There are some wonderfully written passages here, and some darkly whimsical moments that worked (the father’s death in the first chapter, for example, in which a driver mistakes him for garbage because he was lying on the ground “covered in crows”). But I could never get past the relentless fanciful misery.

My favorite book of the week turned out to be Kia Corthron’s Moon and the Mars. This bildungsroman begins in 1857 when its protagonist, Theo — a half-Black, half-Irish girl growing up in New York — is seven and ends when she is thirteen. (The epilogue is set fifteen years later.) Moon and the Mars was a slow burn — for the first hundred pages or so I was frustrated by spending so much time in a seven-year-old’s head. Young Theo is endearing and cheerful, but also exhausting and hyper (as someone who has raised three seven-year-olds, this tracks). But as I continued to read I began to appreciate what Corthron was doing, contrasting the happy, chatty Theo with the dangers of slavery smoldering around her. Just when I thought the book was painting entirely too rosy a picture of Theo’s life, she has a breathtaking encounter with a slave girl that shakes her own complacency. And tension continued to build as I watched the years tick by, aware that war was coming, crossing my fingers that Theo would emerge unscathed.

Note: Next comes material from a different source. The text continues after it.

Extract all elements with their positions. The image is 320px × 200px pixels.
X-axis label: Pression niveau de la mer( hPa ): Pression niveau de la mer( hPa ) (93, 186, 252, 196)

As Theo grows older, and the national crisis grows more acute, the book really comes into its own. Dickensian in scope, this novel captures what it must have felt like to grow up in such a tumultuous era, in a world where Theo’s own identity puts her in peril. It’s tempting to draw comparisons to today’s political and social climate — indeed, it’s nearly impossible to avoid — but I think it’s also useful to think of this book as being about the time it is set in, because these years were the crucible for the mess we find ourselves in today.

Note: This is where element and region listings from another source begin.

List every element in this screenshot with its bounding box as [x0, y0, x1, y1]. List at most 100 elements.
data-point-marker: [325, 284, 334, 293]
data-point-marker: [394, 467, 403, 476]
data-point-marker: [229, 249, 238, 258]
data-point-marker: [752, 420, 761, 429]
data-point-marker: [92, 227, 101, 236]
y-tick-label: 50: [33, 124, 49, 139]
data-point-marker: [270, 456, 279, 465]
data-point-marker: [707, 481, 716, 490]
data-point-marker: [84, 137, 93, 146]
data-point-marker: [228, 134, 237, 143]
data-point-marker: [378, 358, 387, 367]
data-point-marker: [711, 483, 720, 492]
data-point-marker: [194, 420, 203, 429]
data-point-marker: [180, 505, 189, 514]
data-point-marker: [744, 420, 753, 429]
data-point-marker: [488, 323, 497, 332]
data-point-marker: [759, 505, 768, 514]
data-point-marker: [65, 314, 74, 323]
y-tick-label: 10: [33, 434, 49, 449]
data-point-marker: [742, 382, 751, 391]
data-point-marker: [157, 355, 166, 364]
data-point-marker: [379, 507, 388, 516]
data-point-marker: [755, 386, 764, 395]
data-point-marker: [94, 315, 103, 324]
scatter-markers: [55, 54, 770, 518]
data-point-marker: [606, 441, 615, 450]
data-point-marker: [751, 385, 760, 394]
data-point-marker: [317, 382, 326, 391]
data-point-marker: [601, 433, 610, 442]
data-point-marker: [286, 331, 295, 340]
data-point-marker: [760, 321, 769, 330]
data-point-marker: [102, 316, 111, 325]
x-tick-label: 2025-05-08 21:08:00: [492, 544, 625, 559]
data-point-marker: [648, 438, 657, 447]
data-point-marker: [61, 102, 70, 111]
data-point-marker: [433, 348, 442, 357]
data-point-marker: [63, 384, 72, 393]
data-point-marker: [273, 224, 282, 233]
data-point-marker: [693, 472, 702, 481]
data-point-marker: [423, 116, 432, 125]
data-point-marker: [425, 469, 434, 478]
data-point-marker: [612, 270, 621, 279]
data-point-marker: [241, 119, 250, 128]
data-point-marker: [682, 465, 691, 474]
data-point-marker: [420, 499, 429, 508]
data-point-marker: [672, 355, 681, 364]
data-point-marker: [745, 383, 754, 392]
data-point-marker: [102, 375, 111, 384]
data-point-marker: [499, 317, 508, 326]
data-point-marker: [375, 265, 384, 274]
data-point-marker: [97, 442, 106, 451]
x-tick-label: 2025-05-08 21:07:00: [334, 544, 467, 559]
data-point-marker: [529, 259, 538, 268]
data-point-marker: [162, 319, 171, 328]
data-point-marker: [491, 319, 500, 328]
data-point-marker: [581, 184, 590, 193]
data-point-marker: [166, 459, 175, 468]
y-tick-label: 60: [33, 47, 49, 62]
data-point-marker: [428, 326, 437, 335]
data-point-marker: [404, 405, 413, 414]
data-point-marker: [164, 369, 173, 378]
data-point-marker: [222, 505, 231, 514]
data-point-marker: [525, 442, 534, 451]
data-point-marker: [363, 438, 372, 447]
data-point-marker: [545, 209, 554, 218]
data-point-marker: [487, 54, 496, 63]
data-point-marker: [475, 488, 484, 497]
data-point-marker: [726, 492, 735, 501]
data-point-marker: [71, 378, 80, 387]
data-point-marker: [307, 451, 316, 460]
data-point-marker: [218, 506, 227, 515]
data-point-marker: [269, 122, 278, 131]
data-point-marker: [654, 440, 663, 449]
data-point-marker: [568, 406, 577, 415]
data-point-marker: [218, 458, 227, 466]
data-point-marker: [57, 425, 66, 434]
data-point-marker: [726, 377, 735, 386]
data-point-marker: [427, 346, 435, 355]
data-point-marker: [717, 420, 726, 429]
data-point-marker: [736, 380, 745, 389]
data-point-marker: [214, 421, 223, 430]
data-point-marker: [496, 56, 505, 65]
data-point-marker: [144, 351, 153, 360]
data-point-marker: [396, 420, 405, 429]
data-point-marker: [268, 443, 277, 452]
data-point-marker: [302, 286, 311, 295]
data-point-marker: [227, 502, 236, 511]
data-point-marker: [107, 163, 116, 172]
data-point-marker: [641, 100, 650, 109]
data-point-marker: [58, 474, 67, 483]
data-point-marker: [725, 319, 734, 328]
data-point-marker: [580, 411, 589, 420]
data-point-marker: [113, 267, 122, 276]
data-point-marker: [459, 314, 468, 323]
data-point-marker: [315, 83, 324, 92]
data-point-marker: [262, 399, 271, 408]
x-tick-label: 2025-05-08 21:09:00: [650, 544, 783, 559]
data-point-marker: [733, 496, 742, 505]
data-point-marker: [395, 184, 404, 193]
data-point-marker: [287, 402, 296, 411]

The exposition sometimes feels a bit clunky — in the epilogue Theo rattles off Civil War statistics as if she’d just Googled them — and the imagery can sometimes feel a bit on-the-nose. One section ends with Theo trapped in the street, literally caught between her Irish family and her Black family — but it’s all so well rendered I couldn’t begrudge it. I rarely say this about an almost-six-hundred-page book, but Moon and the Mars earns every word of its length. If you’re going to read one tremendously long novel from 2021, make it this one, not Crossroads.